Ilustrasi (foto: breitbart.com)

Posisi duduk tidak boleh kita anggap sepele, terutama saat kita sedang main komputer atau belajar di sekolah. Sebab posisi duduk yang tidak benar bisa mempengaruhi tinggi badan.

Jam pelajaran yang lama di sekolah akan membuat kita berlama-lama duduk di kursi. Karena lamanya duduk ini maka kita perlu waspada karena posisi duduk yang salah bisa menyebabkan penyakit kelainan bentuk tulang belakang.

Penyakit kelainan bentuk tulang punggung belakang karena posisi duduk dibagi menjadi tiga macam, yaitu skoliosis, kifosis dan lordosis. Ketiganya sama-sama bisa mempengaruhi tinggi badan

Dari tiga penyakit ini memiliki bentuk dan ciri khas masing-masing dan penamaannya sesuai dengan bentuk tulang punggung tersebut.

Kita harus menyadari dan memahami bahwa penyakit skoliosis, kifosis dan lordosis bisa saja menimpa kita. Hal ini sangat beralasan dikarenakan kondisi  kita yang masih aktif mengikuti pelajaran di sekolah sehingga harus duduk lama hingga berjam-jam dalam sehari.
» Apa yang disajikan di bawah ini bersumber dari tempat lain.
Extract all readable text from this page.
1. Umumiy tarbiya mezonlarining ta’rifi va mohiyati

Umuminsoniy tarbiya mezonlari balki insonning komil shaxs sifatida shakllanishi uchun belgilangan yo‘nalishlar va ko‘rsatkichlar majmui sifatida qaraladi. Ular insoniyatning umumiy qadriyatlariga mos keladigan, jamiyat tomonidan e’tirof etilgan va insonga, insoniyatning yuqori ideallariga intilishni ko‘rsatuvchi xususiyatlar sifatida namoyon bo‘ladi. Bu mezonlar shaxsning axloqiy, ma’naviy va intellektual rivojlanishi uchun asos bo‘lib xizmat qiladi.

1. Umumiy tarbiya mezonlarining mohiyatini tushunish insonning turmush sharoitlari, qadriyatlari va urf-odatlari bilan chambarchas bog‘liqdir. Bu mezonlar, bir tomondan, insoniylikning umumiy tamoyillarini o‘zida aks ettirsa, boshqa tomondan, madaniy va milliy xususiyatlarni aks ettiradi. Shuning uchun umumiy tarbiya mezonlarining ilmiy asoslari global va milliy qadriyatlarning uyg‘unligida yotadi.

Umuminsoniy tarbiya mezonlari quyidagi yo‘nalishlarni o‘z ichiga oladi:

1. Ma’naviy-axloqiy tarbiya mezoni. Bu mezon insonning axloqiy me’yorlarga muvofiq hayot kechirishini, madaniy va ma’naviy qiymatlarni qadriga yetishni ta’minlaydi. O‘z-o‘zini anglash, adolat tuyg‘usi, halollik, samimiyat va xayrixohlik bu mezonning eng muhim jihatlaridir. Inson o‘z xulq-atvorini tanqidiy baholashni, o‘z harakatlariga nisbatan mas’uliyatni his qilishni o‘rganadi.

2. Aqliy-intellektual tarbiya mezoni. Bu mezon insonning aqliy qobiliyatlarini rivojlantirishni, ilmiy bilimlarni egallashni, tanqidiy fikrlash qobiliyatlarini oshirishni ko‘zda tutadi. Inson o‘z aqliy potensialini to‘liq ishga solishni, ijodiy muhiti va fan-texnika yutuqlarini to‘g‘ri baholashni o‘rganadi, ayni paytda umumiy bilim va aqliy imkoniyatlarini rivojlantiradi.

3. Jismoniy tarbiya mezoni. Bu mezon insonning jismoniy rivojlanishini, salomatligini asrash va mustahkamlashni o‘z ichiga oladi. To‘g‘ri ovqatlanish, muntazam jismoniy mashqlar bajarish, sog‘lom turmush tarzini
Minimnya pengetahuan kita akan penyakit kelainan tulang punggung belakang ini akan membuat kita duduk dengan posisi semaunya karena menyesuaikan dengan kekuatan fisik kita sendiri.

Efek terburuk dalam jangka panjang jika kebiasaan ini terus dilakukan akan mengakibatkan tinggi badan menjadi tidak maksimal, sehingga akan nampak lebih pendek dari yang seharusnya.

Jadi, ketika duduk sebaiknya posisi tubuh harus tegap, jangan terlalu membungkuk karena bisa merubah bentuk tulang belakang. Jika hal itu terjadi, maka tubuh akan terlihat pendek.